Ein grundsätzliches Problem in den USA könnten die großen Unterschiede zwischen den Bundesstaaten bei der Glücksspiel-Regulierung werden. Es geht dabei nicht um die Frage, ob Online-Glücksspiel zugelassen ist oder nicht. Schon jetzt wird sichtbar, dass sich die Regulierung von Bundesstaat zu Bundesstaat zum Teil erheblich unterscheiden wird. Das würde auch bedeuten, dass jede App individuell angepasst werden müsste. Dieses grundsätzliche Problem hat Google bei der aktuellen Ankündigung nicht thematisiert. Aber es ist völlig offensichtlich, dass es nicht möglich sein wird, einfach eine App zu installieren, die dann in allen Bundesstaaten die gleichen Inhalte präsentieren wird. Zudem wird es auf absehbare Zeit Bundesstaaten geben, die das Online-Glücksspiel in keiner Form zulassen. Wird die App dann inaktiv, wenn der Kunde die Staatsgrenze überschreitet? Es gibt viele ungeklärte Fragen, mit denen sich Google beschäftigen muss, um die RMG-Apps für Sportwetten und Glücksspiele rechtlicher umzusetzen. Wahrscheinlich lauern jetzt schon viele Anwälte auf mögliche Ansatzpunkte für Klagen. Google hat zwar die nötigen finanziellen Ressourcen, um auch große Klagewellen abzuwehren. Aber das Ziel sollte es trotzdem sein, möglichst von Anfang an eine nicht anfechtbare Lösung zu haben, die dann vielleicht auch noch attraktiv und funktional ist. Ob das gelingen wird, steht im Moment noch in den Sternen.

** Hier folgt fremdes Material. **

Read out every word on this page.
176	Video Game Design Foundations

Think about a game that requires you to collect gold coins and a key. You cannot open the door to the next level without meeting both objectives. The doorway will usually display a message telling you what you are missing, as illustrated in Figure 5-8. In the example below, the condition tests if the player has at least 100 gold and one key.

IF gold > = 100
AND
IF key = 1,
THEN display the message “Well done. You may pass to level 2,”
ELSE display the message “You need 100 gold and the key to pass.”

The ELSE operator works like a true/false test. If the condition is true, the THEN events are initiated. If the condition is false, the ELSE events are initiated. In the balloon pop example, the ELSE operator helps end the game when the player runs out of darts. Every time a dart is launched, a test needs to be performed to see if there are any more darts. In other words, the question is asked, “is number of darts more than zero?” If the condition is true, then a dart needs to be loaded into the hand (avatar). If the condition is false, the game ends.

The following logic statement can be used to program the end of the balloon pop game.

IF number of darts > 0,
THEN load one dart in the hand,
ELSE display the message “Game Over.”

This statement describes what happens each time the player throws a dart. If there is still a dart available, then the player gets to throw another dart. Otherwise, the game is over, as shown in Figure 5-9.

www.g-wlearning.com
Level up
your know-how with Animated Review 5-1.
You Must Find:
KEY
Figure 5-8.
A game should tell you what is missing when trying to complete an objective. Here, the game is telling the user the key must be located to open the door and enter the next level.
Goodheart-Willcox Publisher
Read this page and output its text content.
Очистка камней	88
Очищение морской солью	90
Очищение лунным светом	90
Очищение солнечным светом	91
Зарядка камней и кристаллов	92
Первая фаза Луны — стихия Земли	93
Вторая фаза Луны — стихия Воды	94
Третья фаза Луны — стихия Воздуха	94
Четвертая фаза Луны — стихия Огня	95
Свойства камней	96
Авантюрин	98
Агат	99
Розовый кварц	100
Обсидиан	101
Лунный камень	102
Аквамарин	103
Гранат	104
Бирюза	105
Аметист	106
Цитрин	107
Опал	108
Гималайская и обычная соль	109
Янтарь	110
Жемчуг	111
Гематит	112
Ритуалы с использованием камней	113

Unterschiedliche Apps auch demnächst in Deutschland?

Aufmerksame Beobachter des deutschen Glücksspielmarktes werden vor allem beim letzten Absatz die Parallelen zur geplanten deutschen Glücksspiel-Regulierung bereits erkannt haben. In Deutschland regulieren die Bundesländer das Glücksspiel. Der neue Glücksspielstaatsvertrag ist ausgehandelt, muss aber noch von den Bundesländern ratifiziert werden. Genau 13 Bundesländer müssen mindestens zustimmen, damit der Glücksspielstaatsvertrag ratifiziert wird. Doch was passiert in den Bundesländern, die nicht zustimmen? Diese Bundesländer müssen dann eigene Regelungen schaffen oder vielleicht auch komplette Verbote für das Online-Glücksspiel erlassen. In jedem Fall ist davon auszugehen, dass die Bundesländer, die dem Glücksspielstaatsvertrag nicht zustimmen, andere Regeln haben werden als die Bundesländer, die den Glücksspielstaatsvertrag ratifizieren. Gerade bei den Apps für Sportwetten und Casinos könnte es dann sehr lustig werden, denn eventuell müssen die Apps dann abgeschaltet bzw. deaktiviert werden, wenn die Landesgrenze überschritten wird. Ob das wirklich so wäre, oder ob am Ende vielleicht der Wohnsitz des Kunden maßgeblich ist, könnte noch eine spannende Frage für Juristen werden. Es ist völlig unklar, ob alle Bundesländer dem ausgehandelten Kompromiss zustimmen werden. Im Moment ist nicht einmal sicher, ob sich überhaupt 13 Bundesländer finden, die den neuen Glücksspielstaatsvertrag in der geplanten Form haben möchten. In jedem Fall gilt: In den USA und auch in Deutschland bleibt es spannend, nicht nur wenn es um RMG-Apps bei Google Play geht.